Cyclopyge is a genus of small to average size trilobites that lived during the Ordovician. Like all members of the family Cyclopigidae, it has very large convex eyes, that cover most of the free cheeks, and in some species touch each other. The eyes almost touch the large glabella. The occipital ring has merged with the rest of the glabella. The glabella does not extend into a frontal thorn. The cephalon lacks genal spines. The 6 thorax segments have short pleurae. The pygidium is rather large, and often rather effaced. These are features that also occur in other Cyclopygidae, and are indications of a pelagic lifestyle.

== Taxonomy ==
The genus was first named Egle by Barrande, but that name was not available, since it was used by Robineau-Desvoidy before for a willow catkin fly of the Anthomyiidae family.

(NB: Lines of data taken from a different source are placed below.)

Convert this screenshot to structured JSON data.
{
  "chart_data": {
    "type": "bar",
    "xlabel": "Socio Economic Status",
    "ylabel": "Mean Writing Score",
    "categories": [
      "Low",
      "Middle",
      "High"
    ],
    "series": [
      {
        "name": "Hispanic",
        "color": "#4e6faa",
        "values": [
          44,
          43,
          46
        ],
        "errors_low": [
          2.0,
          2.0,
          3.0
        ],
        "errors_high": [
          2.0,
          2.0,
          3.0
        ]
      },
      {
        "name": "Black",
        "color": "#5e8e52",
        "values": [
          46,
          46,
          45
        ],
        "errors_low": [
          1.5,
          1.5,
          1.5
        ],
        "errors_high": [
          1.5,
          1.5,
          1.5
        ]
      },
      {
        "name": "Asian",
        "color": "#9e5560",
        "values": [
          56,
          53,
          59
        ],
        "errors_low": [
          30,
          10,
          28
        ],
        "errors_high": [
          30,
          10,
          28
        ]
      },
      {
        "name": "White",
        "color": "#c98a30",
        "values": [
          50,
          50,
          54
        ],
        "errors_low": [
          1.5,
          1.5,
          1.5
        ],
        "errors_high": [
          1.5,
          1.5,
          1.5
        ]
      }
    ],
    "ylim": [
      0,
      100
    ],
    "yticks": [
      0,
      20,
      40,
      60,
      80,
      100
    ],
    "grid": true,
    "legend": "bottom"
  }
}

=== Species previously assigned to Cyclopyge ===
- C. binodosa = Pricyclopyge binodosa
- C. genatenta = Prospectatrix genatenta

=== Species that may be confused with Cyclopyge ===
- The agnostid trilobite Pseudagnostus cyclopyge, or previously known as Agnostus cyclopyge.
- The agnostid trilobite Rhaptagnostus cyclopygeformis, or previously known as Agnostus cyclopygeformis.
- The butterfly previously known as Cyclopyge Mielke, 2002.
- The millipede Rhamphidarpoides cyclopyge, belonging to the Spirostreptida order.

== Distribution ==
As pelagic creatures, cyclogygids were not bound to shallow waters surrounding continents and islands. At the time they lived, continents weren't blocking the exchange between different parts of the ocean, and this means they probably had large distributions, comprising one or more climate zones worldwide. Cyclopyge is well known from the Czech Republic, Morocco, England, Sweden, Canada (Newfoundland) and the United States.
- Cyclopyge recurva occurs in the Ordovician of China (Pagoda Formation of southwestern Shaanxi).